This is the first in a two-part series about the future of links. In this post, we will recap the history of links on the web and how things became so broken on mobile. Read part 2 here, where we cover the solution, and what we have learned at Branch as we built it.
Links are awesome. They’re the foundation of the web as we know it, and since this is the 21st century, we’ve all been surrounded by links for most of our lives. Pretty much everyone intuitively understands how to use one, but do you ever stop to think about how a link actually functions? Probably not, because the concept is so darn simple: when you click on a link, you are transported somewhere you wanted to go.
With such an obvious process, you could be forgiven for missing just how fragile this system really is.
Links on the Web vs. Links on Mobile
See, in the early days of the web, when each browser implemented things differently and “the internet” was something most people experienced as “that place outside of AOL,” there was a real risk that links could have ended up not “just working.” It was the widespread adoption of open standards that gave us the web as we know it today, and made search engines like Google (essentially just massive, ranked databases of trillions of links) possible. However, even this wasn’t without controversy.
We now take it for granted that Google search results consist of links that point directly to content, but many early webmasters were less than thrilled at the thought of users being “deep linked” into the middle of their sites. The proposed alternative was for every website to be a walled garden, accessible only through its own homepage and with internal content unreachable by any other approach. Fortunately for us, this future never materialized. The web has remained open and deep linking (whether via search engine or otherwise) is something we now use every day.
But does this alternative version of the early web sound somewhat familiar? It should, because this is the current reality for mobile apps. Native code has many advantages over web experiences, but content accessibility and discoverability are certainly not among them. So, now we have come full-circle back to the early days of the web, except that this time the walled gardens are a very real technical limitation rather than just a theoretical possibility.
Solving the Walled Garden Problem on Mobile by Rethinking Links
Can content be accessible and discoverable, regardless of platform or device type? The web and its well-defined link standards are not going away anytime soon, but the equivalent mechanisms for iOS and Android apps are still remarkably immature, despite anything Apple and Google may claim to the contrary. Right now, the behavior of a link often differs depending on things as innocuous as the version of the app in which it was viewed prior to being clicked.

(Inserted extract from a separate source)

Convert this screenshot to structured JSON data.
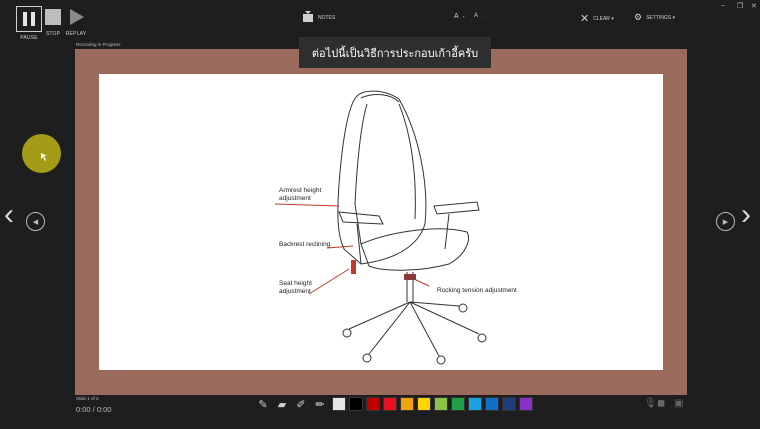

To make matters worse, the digital landscape is now changing so rapidly that it is no longer safe to assume anything about how a given user will reach you — yesterday it was your desktop website, today it is your mobile website, tomorrow it could be in your native app, but next week it may be a completely new channel that hasn’t even been invented yet.
The recent trend in multi-platform linking (including iOS Universal Links, Android App Links, and Facebook App Links) has been distorting web links to also accommodate apps. With this approach, a regular web link points to multiple destinations simultaneously and the local client is responsible for determining which one to load. It’s fundamentally confusing, a hack on the existing system, and it breaks as soon as content exists on one platform but not another. Whether we like it or not, native apps are part of the future, and the links of the future cannot continue to be constrained by the limitations of workarounds like these. This is not good enough.
Instead, we need to take a fresh look at how we handle linking on the internet. A new approach to linking infrastructure is needed, adopting the best of what has worked in the past, but designed from the start to accommodate both websites and mobile apps, and flexible enough to adapt as future technologies come on the scene. “Deep linking” will be part of it, but what we need now goes far beyond that.
What we need now is a remote link service. An API for link routing. A dedicated link redirection server in the cloud. Hosted deep links. Whatever name you prefer, the reason for it is the same: as the mobile ecosystem becomes more fragmented, link routing is becoming too complex to handle locally on the user’s device. We are going to need something more powerful.